PARA el próximo miércoles está programado el comienzo del funcionamiento del LHC (Large Hadron Collider), o Gran Colisionador de Hadrones, que el Consejo Europeo para la Investigación Nuclear (CERN) ha construido y situado en un túnel bajo la frontera franco-suiza. Se trata de un acelerador de partículas, el más grande del mundo en su clase, que intenta desentrañar misterios como la estructura última de la materia, las propiedades de las fuerzas fundamentales y las leyes que gobiernan la evolución del Universo. En términos vulgares, el carísimo y formidable ingenio -el túnel en el que descansa tiene 27 kilómetros de circunferencia- será capaz de producir haces de partículas con siete veces más energía que cualquier máquina anterior, una cifra que será 30 veces más intensa cuando el aparato alcance su pleno rendimiento en 2010.

Más que por su interés científico, la noticia ha saltado a los medios de comunicación porque parece no haber consenso sobre las consecuencias de lo que se intenta realizar. Hace unos meses, se planteó, por los investigadores Luis Sancho y Walter Wagner, una demanda en Hawai contra el CERN, sobre la base de que la activación de este acelerador colisionador de partículas podría generar materia quark extraña que se coma la materia normal o incluso micro-agujeros negros que, en lugar de evaporarse y desaparecer, crezcan y absorban la materia a su alrededor, capaces, por tanto, de destruir la Tierra. La demanda fue desestimada y mereció el reproche del IFCA (el Instituto de Física de Cantabria, colaborador en las investigaciones) con el argumento -desconcertante para un lego- de que en el caso de que se produjeran agujeros negros, éstos "serían del todo inofensivos".

Recientemente, la seguridad del LHC ha sido puesta de nuevo en duda. Un grupo de científicos presentó la pasada semana denuncia ante el Tribunal Europeo de Derechos Humanos de Estrasburgo, con el fin de paralizar el arranque del acelerador. La petición, que finalmente no ha sido atendida, fue firmada, entre otros, por el bioquímico alemán y teórico del caos Otto Rössler y coordinada por el vienés Markus Goritschnig, al considerar el riesgo lo suficientemente alto como para que la prueba se cancelara.

Y en ésas estoy, a la espera de que los disidentes no lleven razón y de que el 10 de septiembre no sea la fecha del principio del fin del mundo.
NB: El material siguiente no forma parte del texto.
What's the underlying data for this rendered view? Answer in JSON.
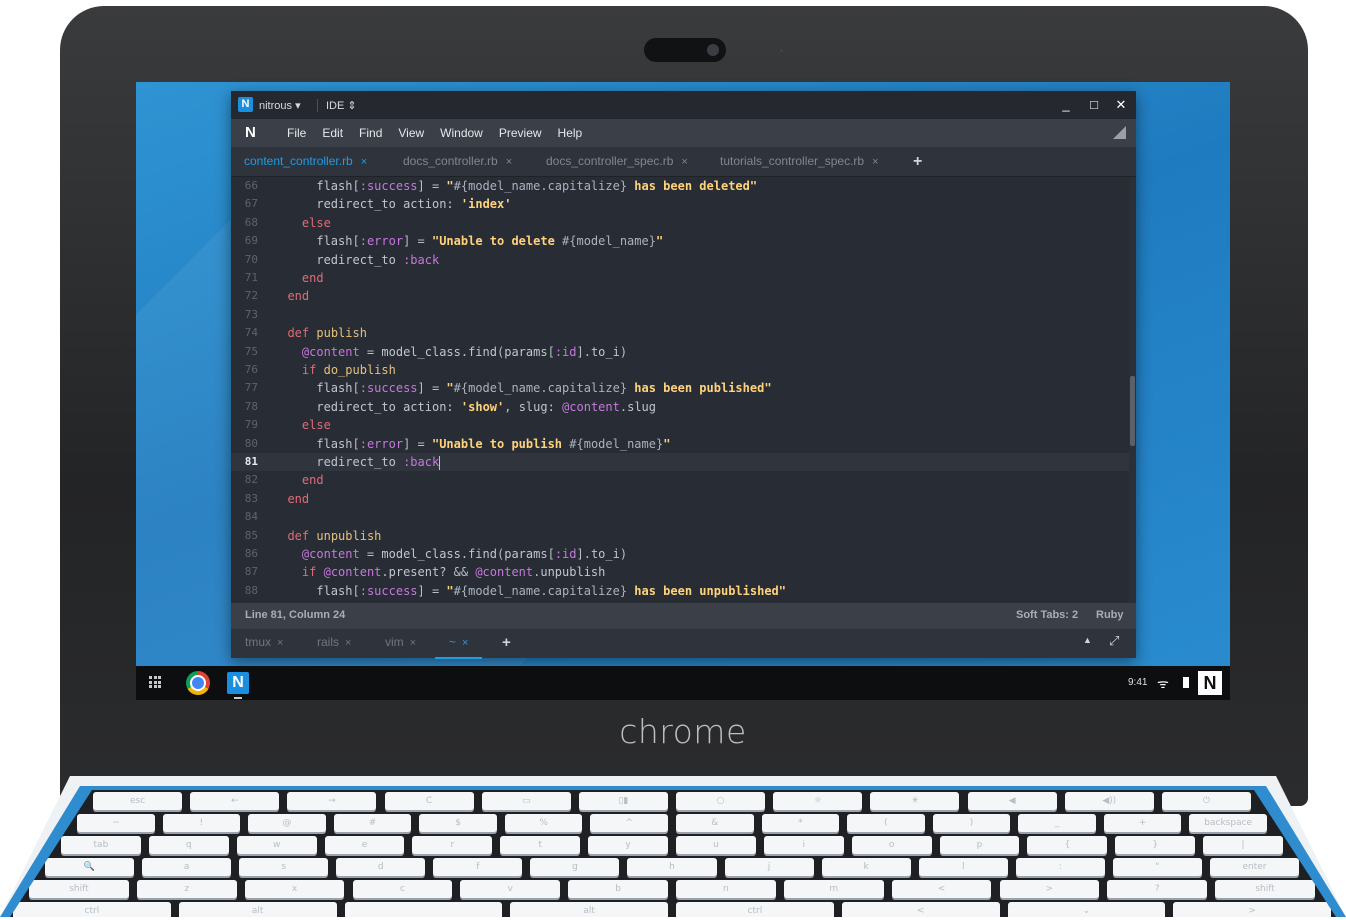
{
  "device": {
    "brand_label": "chrome"
  },
  "ide": {
    "app_name": "nitrous",
    "app_caret": "▾",
    "workspace": "IDE",
    "workspace_caret": "⇕",
    "window_controls": {
      "minimize": "_",
      "maximize": "□",
      "close": "✕"
    },
    "logo_letter": "N",
    "menu": [
      "File",
      "Edit",
      "Find",
      "View",
      "Window",
      "Preview",
      "Help"
    ],
    "tabs": [
      {
        "label": "content_controller.rb",
        "active": true
      },
      {
        "label": "docs_controller.rb",
        "active": false
      },
      {
        "label": "docs_controller_spec.rb",
        "active": false
      },
      {
        "label": "tutorials_controller_spec.rb",
        "active": false
      }
    ],
    "tab_close_glyph": "×",
    "add_glyph": "+",
    "editor": {
      "current_line": 81,
      "lines": [
        {
          "n": "66",
          "html": "      <span class='var'>flash</span>[<span class='sym'>:success</span>] = <span class='str'>\"<span class='interp'>#{model_name.capitalize}</span> has been deleted\"</span>"
        },
        {
          "n": "67",
          "html": "      <span class='var'>redirect_to</span> <span class='var'>action:</span> <span class='str'>'index'</span>"
        },
        {
          "n": "68",
          "html": "    <span class='kw'>else</span>"
        },
        {
          "n": "69",
          "html": "      <span class='var'>flash</span>[<span class='sym'>:error</span>] = <span class='str'>\"Unable to delete <span class='interp'>#{model_name}</span>\"</span>"
        },
        {
          "n": "70",
          "html": "      <span class='var'>redirect_to</span> <span class='sym'>:back</span>"
        },
        {
          "n": "71",
          "html": "    <span class='kw'>end</span>"
        },
        {
          "n": "72",
          "html": "  <span class='kw'>end</span>"
        },
        {
          "n": "73",
          "html": ""
        },
        {
          "n": "74",
          "html": "  <span class='kw'>def</span> <span class='fn'>publish</span>"
        },
        {
          "n": "75",
          "html": "    <span class='sym'>@content</span> = <span class='var'>model_class.find</span>(<span class='var'>params</span>[<span class='sym'>:id</span>].<span class='var'>to_i</span>)"
        },
        {
          "n": "76",
          "html": "    <span class='kw'>if</span> <span class='fn'>do_publish</span>"
        },
        {
          "n": "77",
          "html": "      <span class='var'>flash</span>[<span class='sym'>:success</span>] = <span class='str'>\"<span class='interp'>#{model_name.capitalize}</span> has been published\"</span>"
        },
        {
          "n": "78",
          "html": "      <span class='var'>redirect_to</span> <span class='var'>action:</span> <span class='str'>'show'</span>, <span class='var'>slug:</span> <span class='sym'>@content</span>.<span class='var'>slug</span>"
        },
        {
          "n": "79",
          "html": "    <span class='kw'>else</span>"
        },
        {
          "n": "80",
          "html": "      <span class='var'>flash</span>[<span class='sym'>:error</span>] = <span class='str'>\"Unable to publish <span class='interp'>#{model_name}</span>\"</span>"
        },
        {
          "n": "81",
          "html": "      <span class='var'>redirect_to</span> <span class='sym'>:back</span><span class='caret'></span>"
        },
        {
          "n": "82",
          "html": "    <span class='kw'>end</span>"
        },
        {
          "n": "83",
          "html": "  <span class='kw'>end</span>"
        },
        {
          "n": "84",
          "html": ""
        },
        {
          "n": "85",
          "html": "  <span class='kw'>def</span> <span class='fn'>unpublish</span>"
        },
        {
          "n": "86",
          "html": "    <span class='sym'>@content</span> = <span class='var'>model_class.find</span>(<span class='var'>params</span>[<span class='sym'>:id</span>].<span class='var'>to_i</span>)"
        },
        {
          "n": "87",
          "html": "    <span class='kw'>if</span> <span class='sym'>@content</span>.<span class='var'>present?</span> && <span class='sym'>@content</span>.<span class='var'>unpublish</span>"
        },
        {
          "n": "88",
          "html": "      <span class='var'>flash</span>[<span class='sym'>:success</span>] = <span class='str'>\"<span class='interp'>#{model_name.capitalize}</span> has been unpublished\"</span>"
        }
      ]
    },
    "status": {
      "position": "Line 81, Column 24",
      "soft_tabs": "Soft Tabs: 2",
      "language": "Ruby"
    },
    "terminal_tabs": [
      {
        "label": "tmux",
        "active": false
      },
      {
        "label": "rails",
        "active": false
      },
      {
        "label": "vim",
        "active": false
      },
      {
        "label": "~",
        "active": true
      }
    ],
    "terminal_controls": {
      "collapse": "▲",
      "fullscreen": "⤢"
    }
  },
  "shelf": {
    "clock": "9:41",
    "wifi_glyph": "ᯤ",
    "user_letter": "N",
    "app_letter": "N"
  },
  "keyboard": {
    "rows": [
      [
        "esc",
        "←",
        "→",
        "C",
        "▭",
        "▯▮",
        "○",
        "☼",
        "☀",
        "◀",
        "◀))",
        "⏻"
      ],
      [
        "~",
        "!",
        "@",
        "#",
        "$",
        "%",
        "^",
        "&",
        "*",
        "(",
        ")",
        "_",
        "+",
        "backspace"
      ],
      [
        "tab",
        "q",
        "w",
        "e",
        "r",
        "t",
        "y",
        "u",
        "i",
        "o",
        "p",
        "{",
        "}",
        "|"
      ],
      [
        "🔍",
        "a",
        "s",
        "d",
        "f",
        "g",
        "h",
        "j",
        "k",
        "l",
        ":",
        "\"",
        "enter"
      ],
      [
        "shift",
        "z",
        "x",
        "c",
        "v",
        "b",
        "n",
        "m",
        "<",
        ">",
        "?",
        "shift"
      ],
      [
        "ctrl",
        "alt",
        "",
        "alt",
        "ctrl",
        "<",
        "⌄",
        ">"
      ]
    ]
  },
  "colors": {
    "accent": "#1e9de8",
    "editor_bg": "#282c34",
    "keyword": "#e06c75",
    "string": "#ffd37a",
    "symbol": "#c678dd"
  }
}
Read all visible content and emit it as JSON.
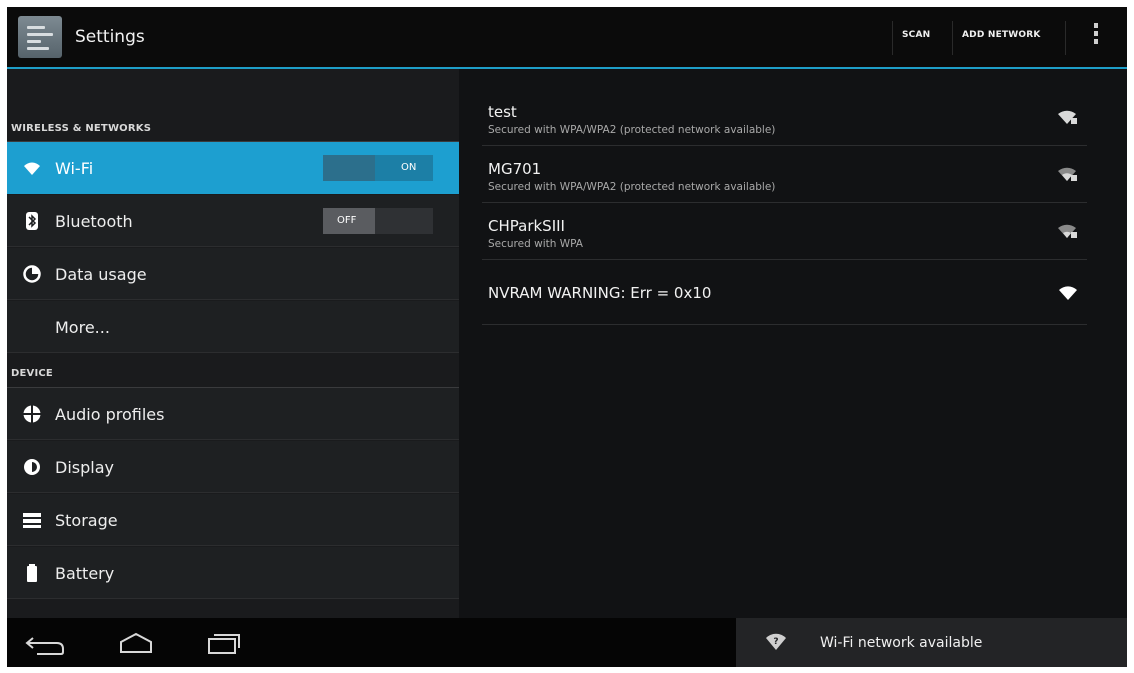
{
  "action_bar": {
    "title": "Settings",
    "scan_label": "SCAN",
    "add_network_label": "ADD NETWORK",
    "accent_color": "#1e9ec8"
  },
  "sidebar": {
    "section_wireless": "WIRELESS & NETWORKS",
    "section_device": "DEVICE",
    "items": [
      {
        "label": "Wi-Fi",
        "icon": "wifi-icon",
        "toggle": "ON",
        "selected": true
      },
      {
        "label": "Bluetooth",
        "icon": "bluetooth-icon",
        "toggle": "OFF"
      },
      {
        "label": "Data usage",
        "icon": "data-usage-icon"
      },
      {
        "label": "More..."
      },
      {
        "label": "Audio profiles",
        "icon": "audio-profiles-icon"
      },
      {
        "label": "Display",
        "icon": "display-icon"
      },
      {
        "label": "Storage",
        "icon": "storage-icon"
      },
      {
        "label": "Battery",
        "icon": "battery-icon"
      }
    ]
  },
  "networks": [
    {
      "ssid": "test",
      "summary": "Secured with WPA/WPA2 (protected network available)",
      "icon": "wifi-signal-locked-icon"
    },
    {
      "ssid": "MG701",
      "summary": "Secured with WPA/WPA2 (protected network available)",
      "icon": "wifi-signal-locked-icon"
    },
    {
      "ssid": "CHParkSIII",
      "summary": "Secured with WPA",
      "icon": "wifi-signal-locked-icon"
    },
    {
      "ssid": "NVRAM WARNING: Err = 0x10",
      "summary": "",
      "icon": "wifi-signal-icon"
    }
  ],
  "navigation": {
    "back": "back-icon",
    "home": "home-icon",
    "recents": "recent-apps-icon"
  },
  "notification": {
    "text": "Wi-Fi network available",
    "icon": "wifi-question-icon"
  }
}
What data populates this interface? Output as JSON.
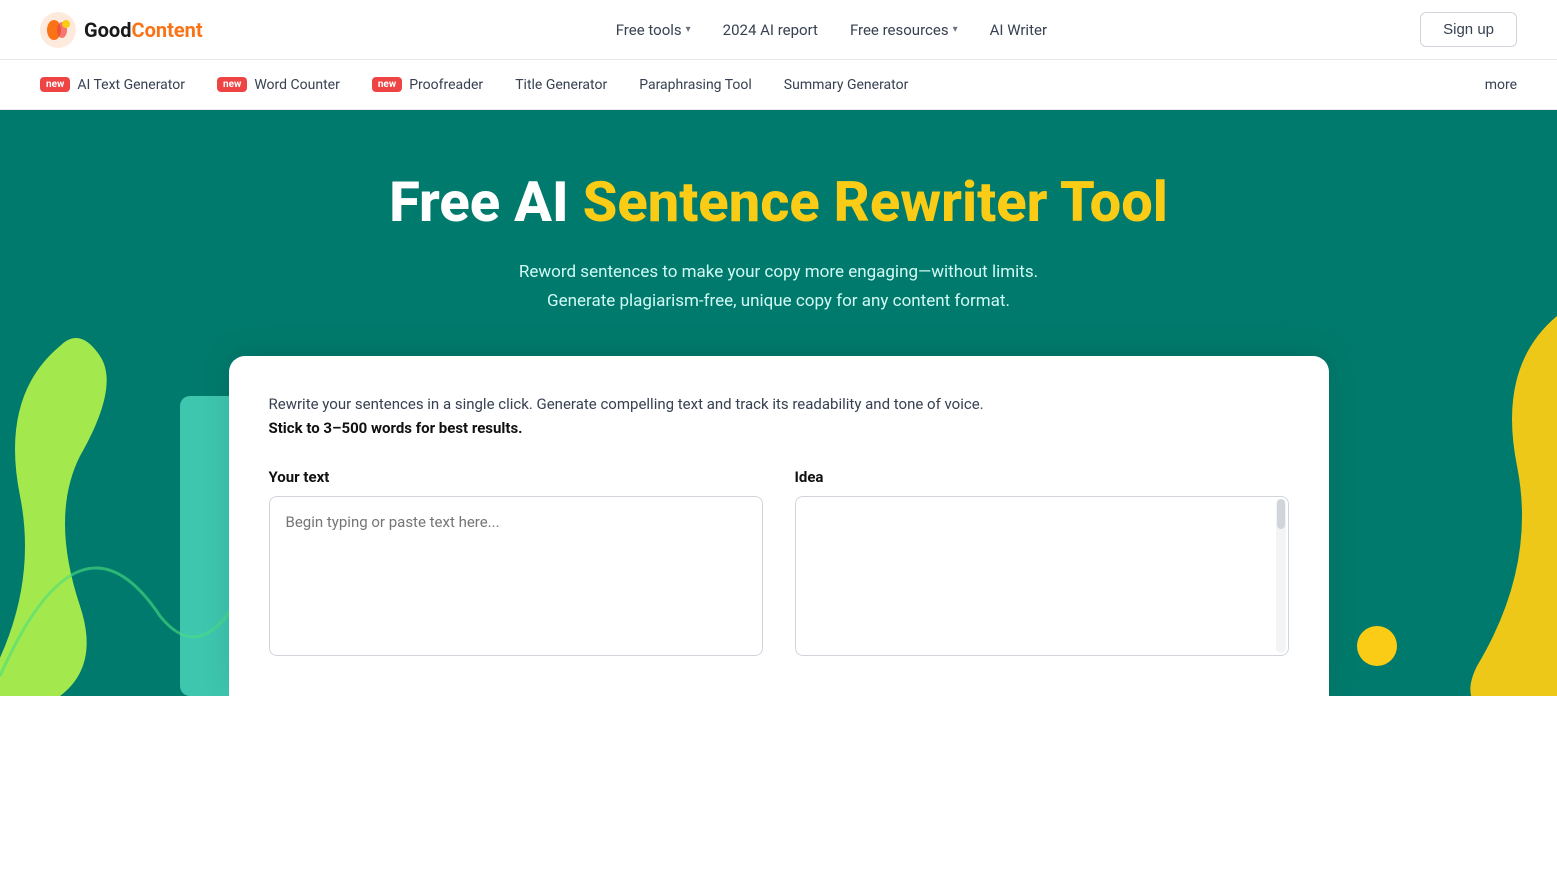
{
  "header": {
    "logo_good": "Good",
    "logo_content": "Content",
    "nav": [
      {
        "label": "Free tools",
        "has_dropdown": true
      },
      {
        "label": "2024 AI report",
        "has_dropdown": false
      },
      {
        "label": "Free resources",
        "has_dropdown": true
      },
      {
        "label": "AI Writer",
        "has_dropdown": false
      }
    ],
    "signup_label": "Sign up"
  },
  "sub_nav": {
    "items": [
      {
        "label": "AI Text Generator",
        "is_new": true
      },
      {
        "label": "Word Counter",
        "is_new": true
      },
      {
        "label": "Proofreader",
        "is_new": true
      },
      {
        "label": "Title Generator",
        "is_new": false
      },
      {
        "label": "Paraphrasing Tool",
        "is_new": false
      },
      {
        "label": "Summary Generator",
        "is_new": false
      }
    ],
    "more_label": "more"
  },
  "hero": {
    "title_prefix": "Free AI ",
    "title_highlight": "Sentence Rewriter Tool",
    "subtitle_line1": "Reword sentences to make your copy more engaging—without limits.",
    "subtitle_line2": "Generate plagiarism-free, unique copy for any content format."
  },
  "tool_card": {
    "intro": "Rewrite your sentences in a single click. Generate compelling text and track its readability and tone of voice.",
    "bold_text": "Stick to 3–500 words for best results.",
    "your_text_label": "Your text",
    "idea_label": "Idea",
    "placeholder": "Begin typing or paste text here..."
  },
  "new_badge_label": "new",
  "colors": {
    "teal": "#007a6c",
    "accent_yellow": "#facc15",
    "accent_red": "#ef4444",
    "accent_orange": "#f97316"
  }
}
Un pelín acojonado, la verdad, porque si bien es cierto que las ciencias adelantan que es una barbaridad y que no hay peligros que la amedrenten, también lo es (siempre lo fue) que la curiosidad -y la soberbia de quienes no reconocen límites intangibles y juegan a provocar big-bangs en miniatura- pudiera acabar tragándose al puñetero gato.